A partir de seu primeiro álbum, de 1974, pela RCA, com o título claro, simples, direto, básico de Cristina, gravou canções dos maiores compositores do samba. Nesse primeiro, tinha Manacéia, “Quantas lágrimas”, que chegou às paradas de sucesso, como registra a maravilhosa Enciclopédia da Art Editora. Gravou Geraldo Pereira, Wilson Batista, Monarco, Dona Yvone Lara, Cartola, Donga, João da Baiana, Pedro Caetano-Claudionor Cruz, J. Cascata, Candeia, Bide Barcellos, Mário Lago, Ataulfo Alves, Ary Mesquita. De Noel Rosa, gravou um álbum inteiro, em 1995.
Difícil dizer se há alguém do Quem é Quem do Grande Samba que ela não gravou.

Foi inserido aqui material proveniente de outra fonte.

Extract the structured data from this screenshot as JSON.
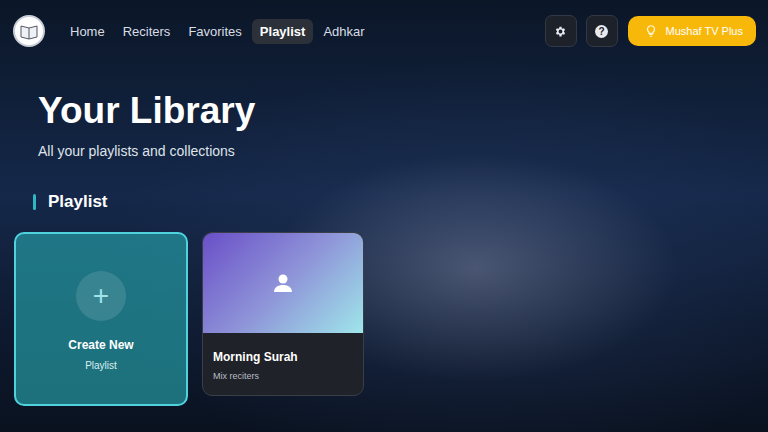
{
  "nav": {
    "items": [
      {
        "label": "Home",
        "selected": false
      },
      {
        "label": "Reciters",
        "selected": false
      },
      {
        "label": "Favorites",
        "selected": false
      },
      {
        "label": "Playlist",
        "selected": true
      },
      {
        "label": "Adhkar",
        "selected": false
      }
    ],
    "help_icon": "?",
    "premium": {
      "label": "Mushaf TV Plus"
    }
  },
  "hero": {
    "title": "Your Library",
    "subtitle": "All your playlists and collections"
  },
  "section": {
    "title": "Playlist"
  },
  "cards": [
    {
      "kind": "create",
      "icon": "+",
      "title": "Create New",
      "subtitle": "Playlist",
      "selected": true
    },
    {
      "kind": "playlist",
      "title": "Morning Surah",
      "subtitle": "Mix reciters",
      "selected": false
    }
  ]
}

Acho fascinante como Cristina – na certidão Maria Christina Hollanda Ferreira – sempre manteve os laços com Paulo Vanzolini.
Quando, em 2002, a carioca Biscoito Fino lançou uma caixa de quatro CDs com praticamente toda a obra do extraordinário compositor paulistano, Acerto de Contas de Paulo Vanzolini, Cristina esteve presente em cada um dos quatro discos. Cantou “Mente”, de Eduardo Gudin-Paulo Vanzolini, “Noite longa”, de Toquinho-Paulo Vanzolini, “Falta de mim” e “Morte é paz”, as duas com letra e música do professor de biologia da USP.
Há um detalhinho interessante aí: nesses quatro discos, cantam também seus irmãos Chico, Miúcha e Ana de Hollanda.
Os filhos do historiador Sérgio são, todos eles, fãs do zoólogo Vanzolini.
Os anjos, com toda certeza, estão recebendo muitíssimo bem Cristina.
20/4/2025
A foto do alto, em cores, é a capa do segundo disco pela Ariola, de 1981. O disco Prato e Faca, da RCA, é de 1976.